Celent estimates that financial industry spending on AML-KYC compliance technology, operations, and data will reach US$32.1 billion globally in 2019.
Key research questions
- How much do financial institutions spend on AML-KYC technology?
- How much do financial institutions spend on operations?
- How will spending evolve?
Abstract
The complex dynamics of technology and regulatory evolution have placed unprecedented demands on banks’ Know Your Customer (KYC) and anti-money laundering (AML) technology and operations. As a result, spending in AML-KYC has exploded in the last decade. Celent estimates that spending on technology used in AML-KYC compliance will reach US$8.3 billion and that spending on operations will rise to US$23.4 billion globally in 2019.

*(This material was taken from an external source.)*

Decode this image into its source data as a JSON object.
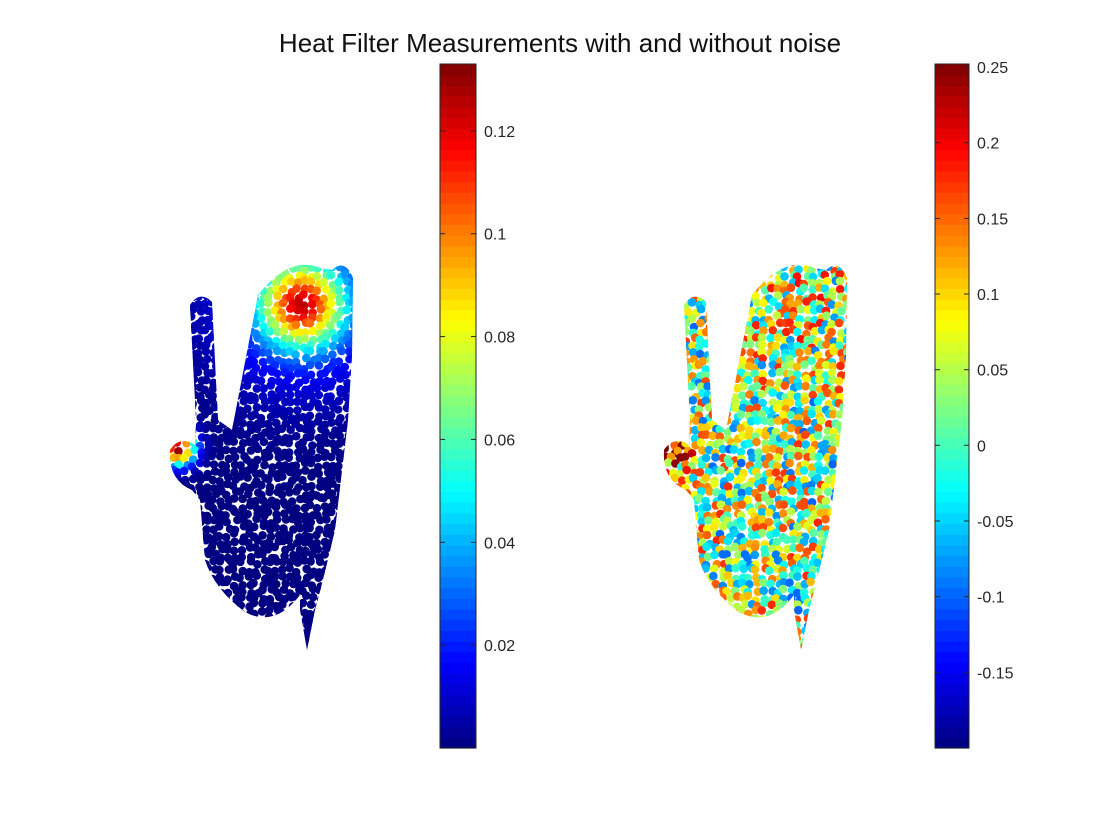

Regional Drivers of AML-KYC Technology Spending
Region |
Spending Drivers |
North America |
High regulatory scrutiny. High technology adoption and spending of very large global and regional institutions. Numerous small banks with relatively high or moderate degrees of technology sophistication. |
Europe |
Market practices and spending drivers in western Europe similar to North America. Eastern European countries typically lagging in technology adoption and spending. |
Asia |
Fragmented levels of AML frameworks and technology adoption across the region. Developed Asian markets have high technology adoption. Others are still developing with simple banking services and limited technology adoption. |
Rest of the World |
Limited technology adoption in AML. Early stage of regulatory development. |
Source: Celent
We are at a critical juncture in AML technology. The first generation of rules-based technology is proving to be inadequate in managing the challenges of the digital era. Therefore, financial institutions are investing in next generation technology not only to improve the efficiency and effectiveness of AML programs today, but also as an investment that will contain and potentially reduce the ballooning operational costs.
This report provides Celent’s estimates of spending on AML-KYC technology and operations by financial institutions worldwide, including banks, insurance companies, broker-dealers, and wealth and asset management firms. The report presents global estimates as well as detailed breakdowns of:
- Spending by global region: North America, Europe, Asia, and the rest of the world.
- Functional distribution of spending with focus on three key AML-KYC components: KYC-CDD, sanctions screening, and transaction monitoring.
- Technology spending breakdown by: internal spending, hardware, external software, and external services.
- Operational spending trends (in addition to technology spending).
- Spending according to the type and size of financial institution.
- Spending on new initiatives vs. run-the-bank maintenance activities.
- Historical spending growth trends and estimates for future growth.